Hieroglyphic Egyptian has a feature called "honorific transposition", where certain nouns can be written at the beginning of a noun phrase (regardless of their actual syntactic position) if they're more important than all the other nouns.
For example, one type of priest is called a ħm-nṯr, "servant of the god". Grammatically, in this construction, the "owner" noun (nomen regens) needs to come second, and its Coptic descendant is hont. But since "god" is clearly more important than "servant", it's written orthographically as nṯr-ħm.

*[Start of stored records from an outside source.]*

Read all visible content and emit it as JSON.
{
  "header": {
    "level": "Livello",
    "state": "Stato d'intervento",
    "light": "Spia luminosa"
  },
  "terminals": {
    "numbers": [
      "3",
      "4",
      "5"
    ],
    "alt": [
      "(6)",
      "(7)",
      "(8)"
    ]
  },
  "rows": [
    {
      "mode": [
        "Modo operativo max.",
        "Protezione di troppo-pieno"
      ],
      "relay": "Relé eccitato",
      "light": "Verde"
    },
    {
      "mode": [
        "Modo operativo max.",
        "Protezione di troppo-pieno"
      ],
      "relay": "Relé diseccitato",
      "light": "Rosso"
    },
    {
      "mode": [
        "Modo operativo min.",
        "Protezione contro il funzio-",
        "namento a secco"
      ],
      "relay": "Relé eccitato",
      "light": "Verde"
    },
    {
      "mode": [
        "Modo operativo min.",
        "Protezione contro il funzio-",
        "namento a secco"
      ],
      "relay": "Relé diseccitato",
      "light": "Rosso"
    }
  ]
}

This mostly only happens with words relating to deities ("god", "pharaoh", names of gods, etc), but during certain periods it was also common to transpose a father's name in front of a child's name. The scribe who wrote the best-surviving copy of the Shipwrecked Sailor, for example, recorded his name as jmny zꜣ jmnꜥꜣ, literally "Amoni, son of Amona'a" ("owner" noun coming second as above). But depending on the time period, this could instead be read as jmnꜥꜣ zꜣ jmny, "Amona'a, son of Amoni". Google says the papyrus is from the 12th dynasty, so I think it's the latter; transposing the father's name was common in that era.

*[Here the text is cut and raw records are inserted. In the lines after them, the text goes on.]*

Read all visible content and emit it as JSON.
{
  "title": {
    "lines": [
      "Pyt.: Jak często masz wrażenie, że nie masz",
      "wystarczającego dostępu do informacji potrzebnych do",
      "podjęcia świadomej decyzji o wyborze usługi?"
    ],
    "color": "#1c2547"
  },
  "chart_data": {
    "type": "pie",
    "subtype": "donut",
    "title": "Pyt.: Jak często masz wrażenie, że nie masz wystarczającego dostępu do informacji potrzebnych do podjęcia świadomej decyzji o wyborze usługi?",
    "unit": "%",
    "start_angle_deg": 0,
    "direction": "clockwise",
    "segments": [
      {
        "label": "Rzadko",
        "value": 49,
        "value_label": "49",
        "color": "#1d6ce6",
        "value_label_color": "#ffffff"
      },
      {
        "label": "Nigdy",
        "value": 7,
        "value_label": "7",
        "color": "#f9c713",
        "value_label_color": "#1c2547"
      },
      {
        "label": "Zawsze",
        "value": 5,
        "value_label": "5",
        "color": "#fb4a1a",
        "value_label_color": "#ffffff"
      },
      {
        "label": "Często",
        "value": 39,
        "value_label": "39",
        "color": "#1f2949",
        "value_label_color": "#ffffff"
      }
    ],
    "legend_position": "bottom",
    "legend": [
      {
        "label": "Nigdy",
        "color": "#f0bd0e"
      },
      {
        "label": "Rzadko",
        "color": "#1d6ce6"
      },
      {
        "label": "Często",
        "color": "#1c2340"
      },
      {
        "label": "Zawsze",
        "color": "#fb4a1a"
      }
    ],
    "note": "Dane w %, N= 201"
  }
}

There were also sometimes "aesthetic transpositions", where the graphemes were rearranged for purely aesthetic reasons. Variant spellings of the word for "in front of" demonstrate that it should be pronounced ḫft. However, the glyphs for ḫ and t are small, and f is long and flat, so arranging them in this order tends not to look good. Instead, it's most commonly written ḫtf, so that the two small signs can be arranged over the flat one.